I am now an English and Religious Education Teacher at Marist College Kogarah. The mission of the Catholic school is to be evangelical. It is the evangelizing arms of the Catholic Church, to announce and proclaim the Gospel of Jesus Christ. Living the life of Jesus Christ implies...a living spirituality and authentic morality, strengthened by the word of God in Scripture and celebrated in the Sacraments of the Church. I love my job because each and every day I get to be a living witness to my faith. I am Catholic first, teacher second.
I am yet to tell my parents of my conversion, because I know they will not take it well. I pray to God every day that he finds a way for them to accept my choice. I hope that in the way I live my life I can be a living testament to the love that is found in Jesus. I have faith and trust in the Lord. Nothing else matters, because when you put all your faith and trust in God, everything falls into place. Our human limitations may not understand this at the time, but over time we will always realise that God's plan is always bigger than ours.
I have given every ounce of my trust to God. At the foot of the Cross I give all my sins to Jesus because I have ultimate faith in Him. I honestly thought falling in love was the best feeling ever. That there was nothing like it. I was wrong.
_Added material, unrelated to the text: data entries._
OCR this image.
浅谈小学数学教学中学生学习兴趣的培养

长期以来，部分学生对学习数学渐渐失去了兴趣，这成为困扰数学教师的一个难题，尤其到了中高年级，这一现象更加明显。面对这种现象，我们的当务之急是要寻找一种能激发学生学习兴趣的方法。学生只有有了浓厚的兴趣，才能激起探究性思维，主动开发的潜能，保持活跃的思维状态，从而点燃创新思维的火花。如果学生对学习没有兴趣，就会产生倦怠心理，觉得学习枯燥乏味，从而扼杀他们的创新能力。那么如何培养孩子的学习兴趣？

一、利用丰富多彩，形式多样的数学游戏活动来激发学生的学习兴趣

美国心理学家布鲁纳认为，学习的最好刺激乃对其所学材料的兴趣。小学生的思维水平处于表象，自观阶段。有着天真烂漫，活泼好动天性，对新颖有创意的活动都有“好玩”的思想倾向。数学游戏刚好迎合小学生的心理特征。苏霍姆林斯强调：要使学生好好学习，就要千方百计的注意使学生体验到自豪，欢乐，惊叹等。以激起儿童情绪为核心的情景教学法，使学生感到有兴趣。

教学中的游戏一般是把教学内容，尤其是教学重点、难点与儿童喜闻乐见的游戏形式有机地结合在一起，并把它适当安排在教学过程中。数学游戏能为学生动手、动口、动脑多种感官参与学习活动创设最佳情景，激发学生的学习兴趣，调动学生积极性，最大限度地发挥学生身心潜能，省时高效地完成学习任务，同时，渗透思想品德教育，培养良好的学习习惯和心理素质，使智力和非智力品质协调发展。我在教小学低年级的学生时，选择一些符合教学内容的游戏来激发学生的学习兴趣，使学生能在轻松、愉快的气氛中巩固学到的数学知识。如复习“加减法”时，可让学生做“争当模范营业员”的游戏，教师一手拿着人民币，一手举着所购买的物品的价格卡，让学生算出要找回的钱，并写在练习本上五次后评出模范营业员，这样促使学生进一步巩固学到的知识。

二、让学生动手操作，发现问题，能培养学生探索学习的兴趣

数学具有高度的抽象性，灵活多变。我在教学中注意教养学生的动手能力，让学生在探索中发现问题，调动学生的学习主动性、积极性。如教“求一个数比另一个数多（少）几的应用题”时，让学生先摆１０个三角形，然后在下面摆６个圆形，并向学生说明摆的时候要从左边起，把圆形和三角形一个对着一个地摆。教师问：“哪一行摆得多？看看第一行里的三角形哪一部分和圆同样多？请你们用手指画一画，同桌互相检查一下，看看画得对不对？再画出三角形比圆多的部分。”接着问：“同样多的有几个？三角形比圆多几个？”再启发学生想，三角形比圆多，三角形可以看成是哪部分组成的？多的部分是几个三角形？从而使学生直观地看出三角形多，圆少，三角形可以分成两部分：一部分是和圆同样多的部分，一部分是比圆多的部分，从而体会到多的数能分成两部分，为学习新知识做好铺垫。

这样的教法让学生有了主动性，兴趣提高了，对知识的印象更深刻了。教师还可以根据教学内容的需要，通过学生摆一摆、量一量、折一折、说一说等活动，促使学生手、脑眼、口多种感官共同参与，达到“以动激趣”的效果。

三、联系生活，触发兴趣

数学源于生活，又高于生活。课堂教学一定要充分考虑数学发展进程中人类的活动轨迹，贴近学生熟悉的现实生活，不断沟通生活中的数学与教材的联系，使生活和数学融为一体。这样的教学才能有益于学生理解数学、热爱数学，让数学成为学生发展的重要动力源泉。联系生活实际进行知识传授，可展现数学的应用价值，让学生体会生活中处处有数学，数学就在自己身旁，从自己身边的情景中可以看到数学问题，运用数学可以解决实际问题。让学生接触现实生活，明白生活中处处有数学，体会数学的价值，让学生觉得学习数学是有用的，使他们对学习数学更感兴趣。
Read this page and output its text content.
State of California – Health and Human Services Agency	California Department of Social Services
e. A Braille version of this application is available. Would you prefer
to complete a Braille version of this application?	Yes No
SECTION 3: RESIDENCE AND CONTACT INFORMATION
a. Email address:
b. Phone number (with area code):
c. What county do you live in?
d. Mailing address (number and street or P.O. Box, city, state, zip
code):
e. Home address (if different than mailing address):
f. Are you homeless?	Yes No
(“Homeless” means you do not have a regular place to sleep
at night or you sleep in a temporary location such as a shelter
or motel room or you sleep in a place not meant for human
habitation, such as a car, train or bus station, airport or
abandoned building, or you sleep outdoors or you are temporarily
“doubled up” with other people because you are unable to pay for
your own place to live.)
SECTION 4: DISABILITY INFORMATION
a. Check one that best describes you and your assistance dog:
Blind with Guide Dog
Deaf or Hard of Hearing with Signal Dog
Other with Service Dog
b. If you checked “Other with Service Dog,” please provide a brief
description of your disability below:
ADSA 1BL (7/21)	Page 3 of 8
My name is Natasha. It is very unusual for a Muslim girl to be given a non-Islamic name. My sister's name is Mariam, my brothers' Ghadir, Mohamad and Ibrahim. I was the only one with a western name. The meaning of my name is 'Child of Christmas'. And indeed, I am Christ's child!
Finally, a message that has been well received by me from his Holiness Emeritus Benedict XVI: To evangelise means to bring the Good News to others and to let them know that this Good News is a person, Jesus Christ.